Sunrise debates future bylaws to regulate growth

Emily Plihal
Local Journalism
Initiative Reporter

Northern Sunrise County is currently undergoing a major Land-Use Bylaw (LUB) refresh to ensure its bylaws are staying relevant.
At its Jan. 10 meeting, council was presented with the potential addition of five new items for the LUB, including regulations for emerging trends of sea cans, Air BnBs, casinos, aquaculture and solar energy development on a commercial scale.
“Council had requested administration to bring information forth on those specific emerging trends so they could be discussed,” says Reeve Corinna Williams.
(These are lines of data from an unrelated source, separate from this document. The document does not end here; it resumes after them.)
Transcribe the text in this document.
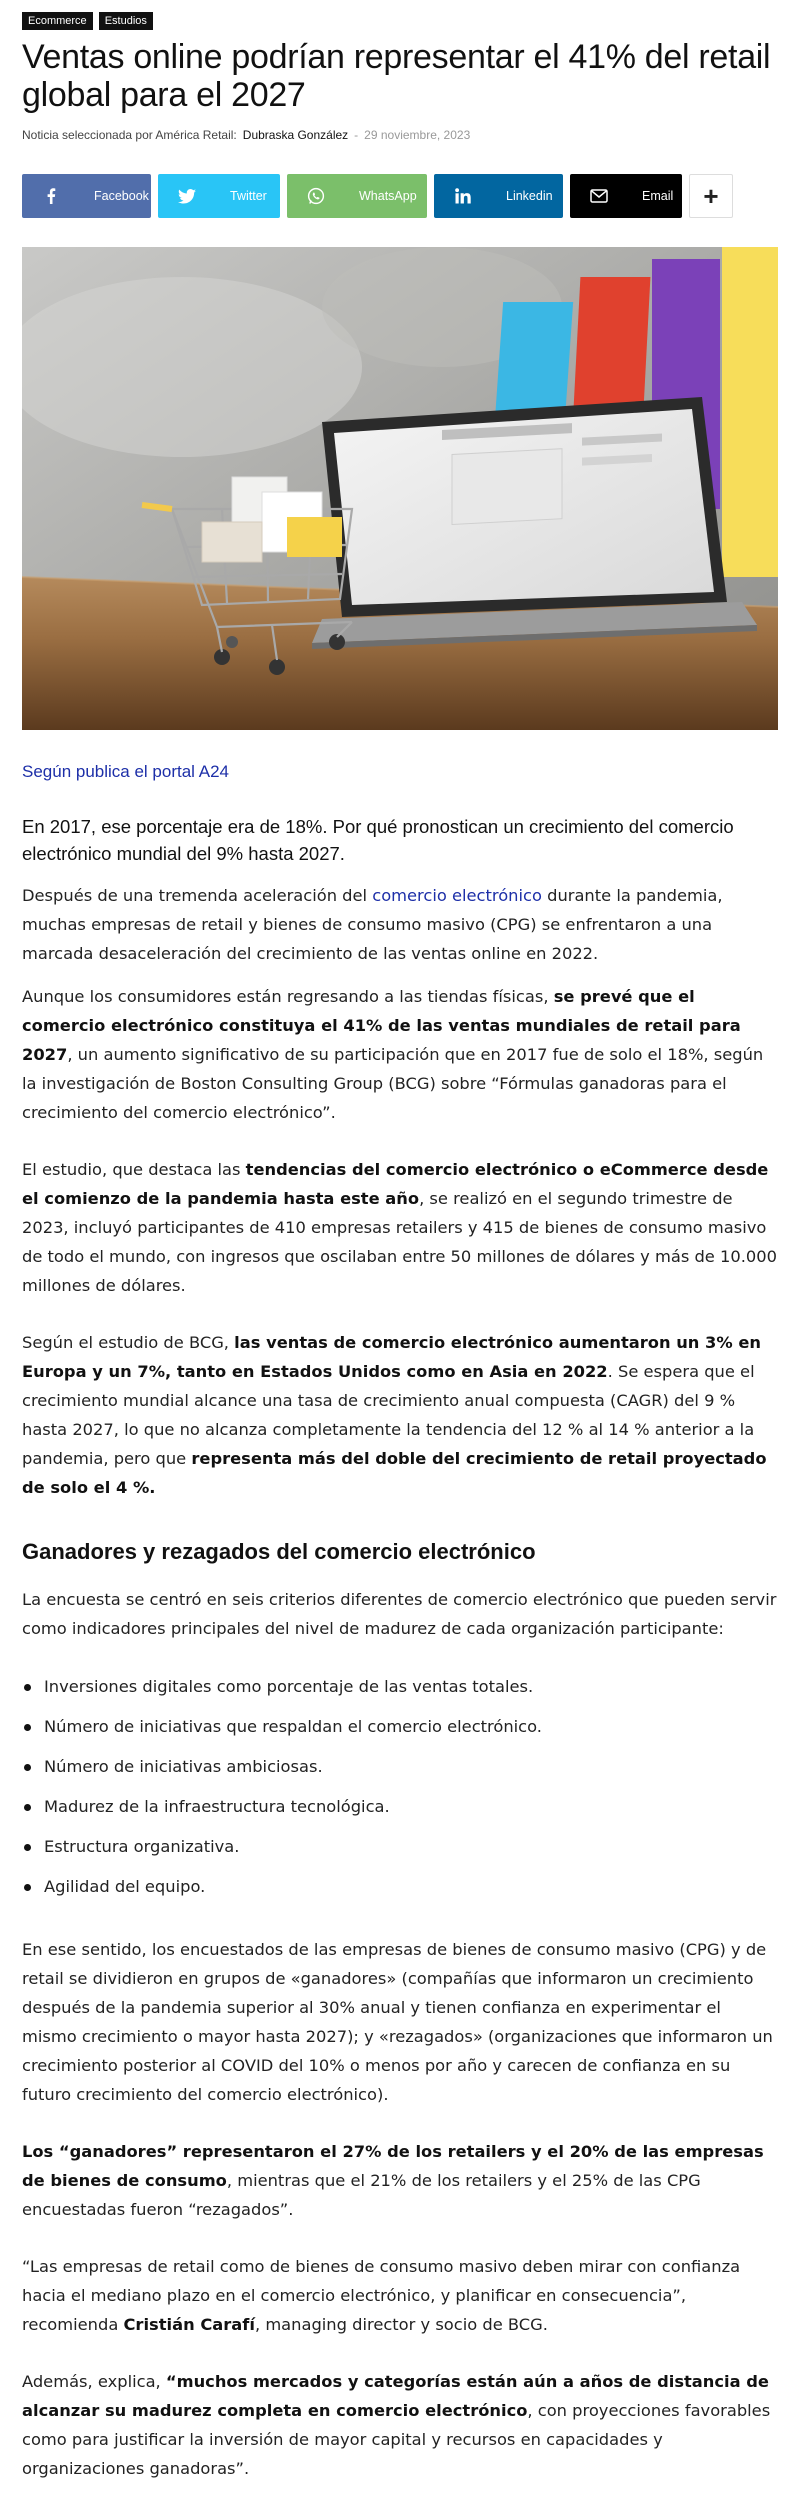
Ecommerce	Estudios
Ventas online podrían representar el 41% del retail global para el 2027
Noticia seleccionada por América Retail: Dubraska González - 29 noviembre, 2023
Facebook	Twitter	WhatsApp	Linkedin	Email +

Según publica el portal A24

En 2017, ese porcentaje era de 18%. Por qué pronostican un crecimiento del comercio electrónico mundial del 9% hasta 2027.

Después de una tremenda aceleración del comercio electrónico durante la pandemia, muchas empresas de retail y bienes de consumo masivo (CPG) se enfrentaron a una marcada desaceleración del crecimiento de las ventas online en 2022.

Aunque los consumidores están regresando a las tiendas físicas, se prevé que el comercio electrónico constituya el 41% de las ventas mundiales de retail para 2027, un aumento significativo de su participación que en 2017 fue de solo el 18%, según la investigación de Boston Consulting Group (BCG) sobre “Fórmulas ganadoras para el crecimiento del comercio electrónico”.

El estudio, que destaca las tendencias del comercio electrónico o eCommerce desde el comienzo de la pandemia hasta este año, se realizó en el segundo trimestre de 2023, incluyó participantes de 410 empresas retailers y 415 de bienes de consumo masivo de todo el mundo, con ingresos que oscilaban entre 50 millones de dólares y más de 10.000 millones de dólares.

Según el estudio de BCG, las ventas de comercio electrónico aumentaron un 3% en Europa y un 7%, tanto en Estados Unidos como en Asia en 2022. Se espera que el crecimiento mundial alcance una tasa de crecimiento anual compuesta (CAGR) del 9 % hasta 2027, lo que no alcanza completamente la tendencia del 12 % al 14 % anterior a la pandemia, pero que representa más del doble del crecimiento de retail proyectado de solo el 4 %.

Ganadores y rezagados del comercio electrónico

La encuesta se centró en seis criterios diferentes de comercio electrónico que pueden servir como indicadores principales del nivel de madurez de cada organización participante:

Inversiones digitales como porcentaje de las ventas totales.
Número de iniciativas que respaldan el comercio electrónico.
Número de iniciativas ambiciosas.
Madurez de la infraestructura tecnológica.
Estructura organizativa.
Agilidad del equipo.

En ese sentido, los encuestados de las empresas de bienes de consumo masivo (CPG) y de retail se dividieron en grupos de «ganadores» (compañías que informaron un crecimiento después de la pandemia superior al 30% anual y tienen confianza en experimentar el mismo crecimiento o mayor hasta 2027); y «rezagados» (organizaciones que informaron un crecimiento posterior al COVID del 10% o menos por año y carecen de confianza en su futuro crecimiento del comercio electrónico).

Los “ganadores” representaron el 27% de los retailers y el 20% de las empresas de bienes de consumo, mientras que el 21% de los retailers y el 25% de las CPG encuestadas fueron “rezagados”.

“Las empresas de retail como de bienes de consumo masivo deben mirar con confianza hacia el mediano plazo en el comercio electrónico, y planificar en consecuencia”, recomienda Cristián Carafí, managing director y socio de BCG.

Además, explica, “muchos mercados y categorías están aún a años de distancia de alcanzar su madurez completa en comercio electrónico, con proyecciones favorables como para justificar la inversión de mayor capital y recursos en capacidades y organizaciones ganadoras”.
Administration presented regulations for shipping containers (sea cans) that would include regulations found in a number of other municipalities in the province. Sea cans are classified as accessory buildings, only to be used in non-residential areas as cold storage only.
“Council does not want to be so prescriptive to our landowners and delve into that type of minutia,” says Williams.
“The use of sea cans in emerging trends was only for storage purposes. If a sea can is used as a residence a development permit would be required.”
Solar energy development of a commercial scale was also proposed in amendments to the current LUB. This would ensure that developments would be classed as discretionary used by the development authority with provision that the developments be on agricultural land Class 3 or below.
“Council did not want to see them (commercial solar development) take up large tracts of prime agricultural land,” says Williams.
“Should they wish to be placed in the green zone that would be an option that commercial users could look into. This will not affect businesses; this would be like creating a solar power plant.”
Williams explained council’s decision to not add regulations on Air BnBs was also an effort to ensure not becoming prescriptive to landowners.
“We are a small, rural municipality where this (Air BnBs) is not taking away from people being able to find housing in the county,” she says.
Aquaculture regulations were also presented on new LUB bylaws, but council was concerned about the large amount of water that would be required for that type of business.
“Currently, there have been no requests for this type of development in the county,” says Williams, further explaining why council didn’t feel it necessary for regulations to be created.
“There is always an opportunity for it to be considered in the future should someone come forward with this type of venture for the county,” she adds.
Council decided to not approve the addition of any of the recommended emerging trend additions to its LUB. Williams did say that amendments could be made in the future, should council be approached by entrepreneurs interested in the ventures.